How to get me to see the big picture? How to help me build up the narrative in my mind and retain it so that not only could I see the progression of the story but also what Lewis was teaching?
We started over again at chapter one. We read a paragraph or two. I did a bit of immediate recall as usual. But my neurodoc quickly broke in to launch us into discussion. What was Lewis saying? What did I see? What was the theme that was developing? Sometimes I knew the biblical text being referred to and briefly recollected that. Then we discussed how that tied in.
Before we began reading chapter two, my neurodoc restated the theme of chapter one. When we examined the theme or issue in the first two paragraphs of chapter two, we discussed how they related to chapter one’s theme.
Suddenly I saw how chapter one flowed into chapter two. And I began to see the plot progression and the beginnings of the big picture. Phew!
So now at the end of each chapter, I say what I saw as its theme or issue. Then at the next reading session, before we begin reading the next chapter, I relate the themes and how each chapter flows one into the next starting with chapter one and ending with the chapter we’ve just finished. Needless to say, I have to remind my neurodoc that’s what we agreed on and to stick with the program. Sigh.
As we progress through the book, it’s getting harder and harder; yet this method is letting me see the characters, be aware of the plot not just vaguely the concepts, understand more and better what Lewis is saying.
I could not do this on my own.
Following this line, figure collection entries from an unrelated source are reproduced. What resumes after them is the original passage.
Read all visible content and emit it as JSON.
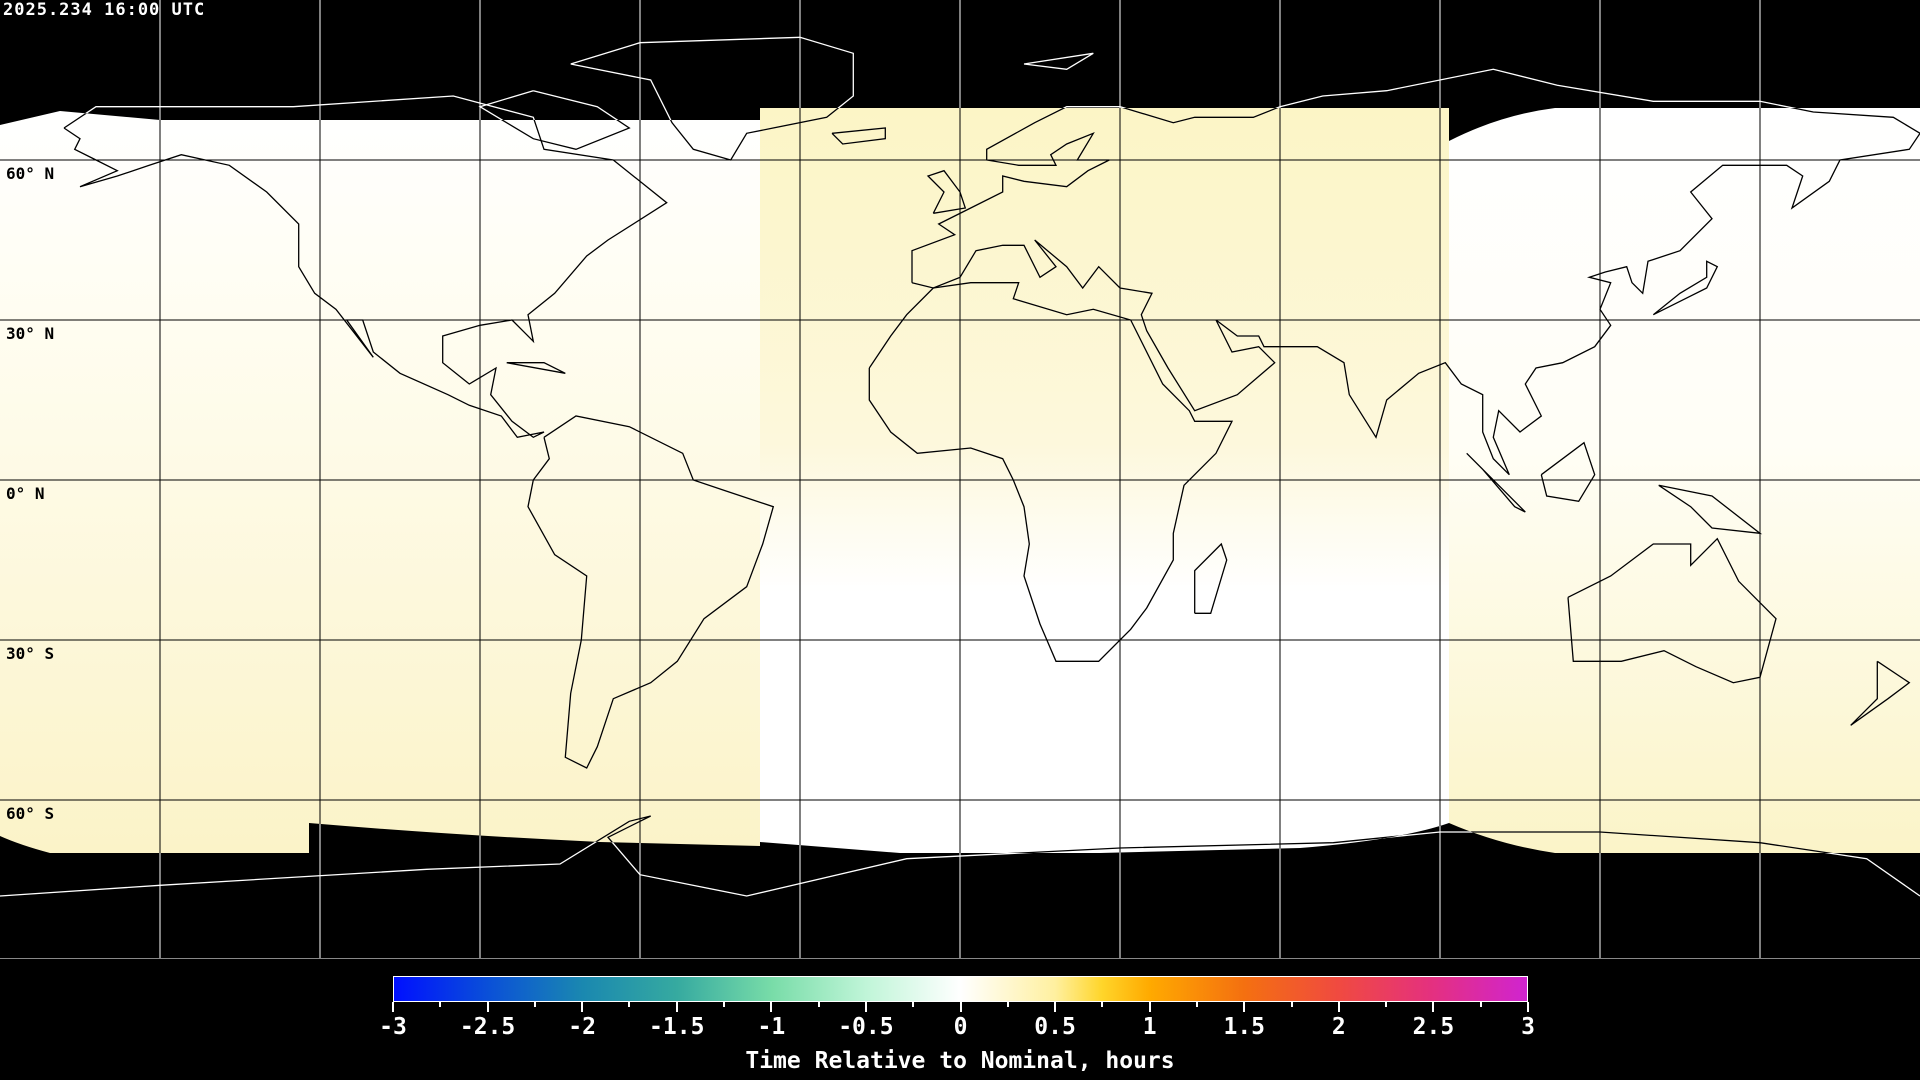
{
  "timestamp": "2025.234 16:00 UTC",
  "lat_labels": [
    "60° N",
    "30° N",
    "0° N",
    "30° S",
    "60° S"
  ],
  "projection": "equirectangular",
  "grid_spacing_deg": {
    "lon": 30,
    "lat": 30
  },
  "colors": {
    "background": "#000000",
    "coastline_lit": "#000000",
    "coastline_dark": "#ffffff",
    "swath_white": "#ffffff",
    "swath_yellow": "#fbf5cc"
  },
  "colorbar": {
    "title": "Time Relative to Nominal, hours",
    "min": -3,
    "max": 3,
    "tick_labels": [
      "-3",
      "-2.5",
      "-2",
      "-1.5",
      "-1",
      "-0.5",
      "0",
      "0.5",
      "1",
      "1.5",
      "2",
      "2.5",
      "3"
    ],
    "stops": [
      {
        "v": -3,
        "c": "#0010ff"
      },
      {
        "v": -2.5,
        "c": "#0a50d8"
      },
      {
        "v": -2,
        "c": "#1a88b0"
      },
      {
        "v": -1.5,
        "c": "#36aaa0"
      },
      {
        "v": -1,
        "c": "#78dca8"
      },
      {
        "v": -0.5,
        "c": "#c0f5d8"
      },
      {
        "v": 0,
        "c": "#ffffff"
      },
      {
        "v": 0.5,
        "c": "#fff0a0"
      },
      {
        "v": 0.75,
        "c": "#ffd52a"
      },
      {
        "v": 1,
        "c": "#ffaa00"
      },
      {
        "v": 1.5,
        "c": "#f47010"
      },
      {
        "v": 2,
        "c": "#f04a40"
      },
      {
        "v": 2.5,
        "c": "#e43080"
      },
      {
        "v": 3,
        "c": "#d024d0"
      }
    ]
  },
  "coastlines": [
    [
      [
        -168,
        66
      ],
      [
        -162,
        70
      ],
      [
        -140,
        70
      ],
      [
        -125,
        70
      ],
      [
        -95,
        72
      ],
      [
        -80,
        68
      ],
      [
        -78,
        62
      ],
      [
        -65,
        60
      ],
      [
        -55,
        52
      ],
      [
        -66,
        45
      ],
      [
        -70,
        42
      ],
      [
        -76,
        35
      ],
      [
        -81,
        31
      ],
      [
        -80,
        26
      ],
      [
        -82,
        28
      ],
      [
        -84,
        30
      ],
      [
        -90,
        29
      ],
      [
        -97,
        27
      ],
      [
        -97,
        22
      ],
      [
        -92,
        18
      ],
      [
        -87,
        21
      ],
      [
        -88,
        16
      ],
      [
        -84,
        11
      ],
      [
        -80,
        8
      ],
      [
        -78,
        9
      ],
      [
        -83,
        8
      ],
      [
        -86,
        12
      ],
      [
        -92,
        14
      ],
      [
        -96,
        16
      ],
      [
        -105,
        20
      ],
      [
        -110,
        24
      ],
      [
        -112,
        30
      ],
      [
        -115,
        30
      ],
      [
        -110,
        23
      ],
      [
        -117,
        32
      ],
      [
        -121,
        35
      ],
      [
        -124,
        40
      ],
      [
        -124,
        48
      ],
      [
        -130,
        54
      ],
      [
        -137,
        59
      ],
      [
        -146,
        61
      ],
      [
        -152,
        59
      ],
      [
        -158,
        57
      ],
      [
        -165,
        55
      ],
      [
        -158,
        58
      ],
      [
        -162,
        60
      ],
      [
        -166,
        62
      ],
      [
        -165,
        64
      ],
      [
        -168,
        66
      ]
    ],
    [
      [
        -78,
        8
      ],
      [
        -72,
        12
      ],
      [
        -62,
        10
      ],
      [
        -52,
        5
      ],
      [
        -50,
        0
      ],
      [
        -44,
        -2
      ],
      [
        -35,
        -5
      ],
      [
        -37,
        -12
      ],
      [
        -40,
        -20
      ],
      [
        -48,
        -26
      ],
      [
        -53,
        -34
      ],
      [
        -58,
        -38
      ],
      [
        -65,
        -41
      ],
      [
        -68,
        -50
      ],
      [
        -70,
        -54
      ],
      [
        -74,
        -52
      ],
      [
        -73,
        -40
      ],
      [
        -71,
        -30
      ],
      [
        -70,
        -18
      ],
      [
        -76,
        -14
      ],
      [
        -81,
        -5
      ],
      [
        -80,
        0
      ],
      [
        -77,
        4
      ],
      [
        -78,
        8
      ]
    ],
    [
      [
        -73,
        78
      ],
      [
        -60,
        82
      ],
      [
        -30,
        83
      ],
      [
        -20,
        80
      ],
      [
        -20,
        72
      ],
      [
        -25,
        68
      ],
      [
        -40,
        65
      ],
      [
        -43,
        60
      ],
      [
        -50,
        62
      ],
      [
        -54,
        67
      ],
      [
        -58,
        75
      ],
      [
        -73,
        78
      ]
    ],
    [
      [
        -80,
        73
      ],
      [
        -68,
        70
      ],
      [
        -62,
        66
      ],
      [
        -72,
        62
      ],
      [
        -80,
        64
      ],
      [
        -90,
        70
      ],
      [
        -80,
        73
      ]
    ],
    [
      [
        -24,
        65
      ],
      [
        -14,
        66
      ],
      [
        -14,
        64
      ],
      [
        -22,
        63
      ],
      [
        -24,
        65
      ]
    ],
    [
      [
        -85,
        22
      ],
      [
        -74,
        20
      ],
      [
        -78,
        22
      ],
      [
        -85,
        22
      ]
    ],
    [
      [
        -5,
        50
      ],
      [
        1,
        51
      ],
      [
        0,
        54
      ],
      [
        -3,
        58
      ],
      [
        -6,
        57
      ],
      [
        -3,
        54
      ],
      [
        -5,
        50
      ]
    ],
    [
      [
        -9,
        37
      ],
      [
        -9,
        43
      ],
      [
        -1,
        46
      ],
      [
        -4,
        48
      ],
      [
        2,
        51
      ],
      [
        8,
        54
      ],
      [
        8,
        57
      ],
      [
        12,
        56
      ],
      [
        20,
        55
      ],
      [
        24,
        58
      ],
      [
        28,
        60
      ],
      [
        22,
        60
      ],
      [
        25,
        65
      ],
      [
        20,
        63
      ],
      [
        17,
        61
      ],
      [
        18,
        59
      ],
      [
        11,
        59
      ],
      [
        5,
        60
      ],
      [
        5,
        62
      ],
      [
        14,
        67
      ],
      [
        20,
        70
      ],
      [
        30,
        70
      ],
      [
        40,
        67
      ],
      [
        44,
        68
      ],
      [
        55,
        68
      ],
      [
        60,
        70
      ],
      [
        68,
        72
      ],
      [
        80,
        73
      ],
      [
        100,
        77
      ],
      [
        112,
        74
      ],
      [
        130,
        71
      ],
      [
        150,
        71
      ],
      [
        160,
        69
      ],
      [
        175,
        68
      ],
      [
        180,
        65
      ],
      [
        178,
        62
      ],
      [
        165,
        60
      ],
      [
        163,
        56
      ],
      [
        156,
        51
      ],
      [
        158,
        57
      ],
      [
        155,
        59
      ],
      [
        143,
        59
      ],
      [
        137,
        54
      ],
      [
        141,
        49
      ],
      [
        135,
        43
      ],
      [
        129,
        41
      ],
      [
        128,
        35
      ],
      [
        126,
        37
      ],
      [
        125,
        40
      ],
      [
        121,
        39
      ],
      [
        118,
        38
      ],
      [
        122,
        37
      ],
      [
        120,
        32
      ],
      [
        122,
        29
      ],
      [
        119,
        25
      ],
      [
        113,
        22
      ],
      [
        108,
        21
      ],
      [
        106,
        18
      ],
      [
        109,
        12
      ],
      [
        105,
        9
      ],
      [
        101,
        13
      ],
      [
        100,
        8
      ],
      [
        103,
        1
      ],
      [
        100,
        4
      ],
      [
        98,
        9
      ],
      [
        98,
        16
      ],
      [
        94,
        18
      ],
      [
        91,
        22
      ],
      [
        86,
        20
      ],
      [
        80,
        15
      ],
      [
        78,
        8
      ],
      [
        73,
        16
      ],
      [
        72,
        22
      ],
      [
        67,
        25
      ],
      [
        57,
        25
      ],
      [
        56,
        27
      ],
      [
        52,
        27
      ],
      [
        48,
        30
      ],
      [
        51,
        24
      ],
      [
        56,
        25
      ],
      [
        59,
        22
      ],
      [
        52,
        16
      ],
      [
        44,
        13
      ],
      [
        39,
        21
      ],
      [
        35,
        28
      ],
      [
        34,
        31
      ],
      [
        36,
        35
      ],
      [
        30,
        36
      ],
      [
        26,
        40
      ],
      [
        23,
        36
      ],
      [
        20,
        40
      ],
      [
        14,
        45
      ],
      [
        18,
        40
      ],
      [
        15,
        38
      ],
      [
        12,
        44
      ],
      [
        8,
        44
      ],
      [
        3,
        43
      ],
      [
        0,
        38
      ],
      [
        -5,
        36
      ],
      [
        -9,
        37
      ]
    ],
    [
      [
        -17,
        21
      ],
      [
        -17,
        15
      ],
      [
        -13,
        9
      ],
      [
        -8,
        5
      ],
      [
        2,
        6
      ],
      [
        8,
        4
      ],
      [
        10,
        0
      ],
      [
        12,
        -5
      ],
      [
        13,
        -12
      ],
      [
        12,
        -18
      ],
      [
        15,
        -27
      ],
      [
        18,
        -34
      ],
      [
        26,
        -34
      ],
      [
        32,
        -28
      ],
      [
        35,
        -24
      ],
      [
        40,
        -15
      ],
      [
        40,
        -10
      ],
      [
        42,
        -1
      ],
      [
        48,
        5
      ],
      [
        51,
        11
      ],
      [
        44,
        11
      ],
      [
        43,
        13
      ],
      [
        38,
        18
      ],
      [
        32,
        30
      ],
      [
        25,
        32
      ],
      [
        20,
        31
      ],
      [
        10,
        34
      ],
      [
        11,
        37
      ],
      [
        2,
        37
      ],
      [
        -5,
        36
      ],
      [
        -10,
        31
      ],
      [
        -13,
        27
      ],
      [
        -17,
        21
      ]
    ],
    [
      [
        44,
        -25
      ],
      [
        47,
        -25
      ],
      [
        50,
        -15
      ],
      [
        49,
        -12
      ],
      [
        44,
        -17
      ],
      [
        44,
        -25
      ]
    ],
    [
      [
        114,
        -22
      ],
      [
        122,
        -18
      ],
      [
        130,
        -12
      ],
      [
        137,
        -12
      ],
      [
        137,
        -16
      ],
      [
        142,
        -11
      ],
      [
        146,
        -19
      ],
      [
        153,
        -26
      ],
      [
        150,
        -37
      ],
      [
        145,
        -38
      ],
      [
        138,
        -35
      ],
      [
        132,
        -32
      ],
      [
        124,
        -34
      ],
      [
        115,
        -34
      ],
      [
        114,
        -22
      ]
    ],
    [
      [
        130,
        31
      ],
      [
        136,
        34
      ],
      [
        140,
        36
      ],
      [
        142,
        40
      ],
      [
        140,
        41
      ],
      [
        140,
        38
      ],
      [
        135,
        35
      ],
      [
        130,
        31
      ]
    ],
    [
      [
        172,
        -34
      ],
      [
        178,
        -38
      ],
      [
        174,
        -41
      ],
      [
        167,
        -46
      ],
      [
        172,
        -41
      ],
      [
        172,
        -34
      ]
    ],
    [
      [
        109,
        1
      ],
      [
        117,
        7
      ],
      [
        119,
        1
      ],
      [
        116,
        -4
      ],
      [
        110,
        -3
      ],
      [
        109,
        1
      ]
    ],
    [
      [
        95,
        5
      ],
      [
        106,
        -6
      ],
      [
        104,
        -5
      ],
      [
        98,
        2
      ],
      [
        95,
        5
      ]
    ],
    [
      [
        131,
        -1
      ],
      [
        141,
        -3
      ],
      [
        150,
        -10
      ],
      [
        141,
        -9
      ],
      [
        137,
        -5
      ],
      [
        131,
        -1
      ]
    ],
    [
      [
        12,
        78
      ],
      [
        25,
        80
      ],
      [
        20,
        77
      ],
      [
        12,
        78
      ]
    ],
    [
      [
        -180,
        -78
      ],
      [
        -150,
        -76
      ],
      [
        -100,
        -73
      ],
      [
        -75,
        -72
      ],
      [
        -62,
        -64
      ],
      [
        -58,
        -63
      ],
      [
        -66,
        -67
      ],
      [
        -60,
        -74
      ],
      [
        -40,
        -78
      ],
      [
        -10,
        -71
      ],
      [
        30,
        -69
      ],
      [
        70,
        -68
      ],
      [
        90,
        -66
      ],
      [
        120,
        -66
      ],
      [
        150,
        -68
      ],
      [
        170,
        -71
      ],
      [
        180,
        -78
      ]
    ]
  ]
}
It takes too much effort to initiate; it’s a tremendous amount of cognitive work to do on one’s own; you need another to prompt you or encourage when memory or abstract processing fails; and the discussion part is key. You can’t really discuss something with yourself. I mean, you can, but it’s kind of limited and devoid of the benefits being a social animal gives us.
I need to add this book to my Goodreads so I can track my progress. Oops. (Having another human remind me would be awesome. Oh well.)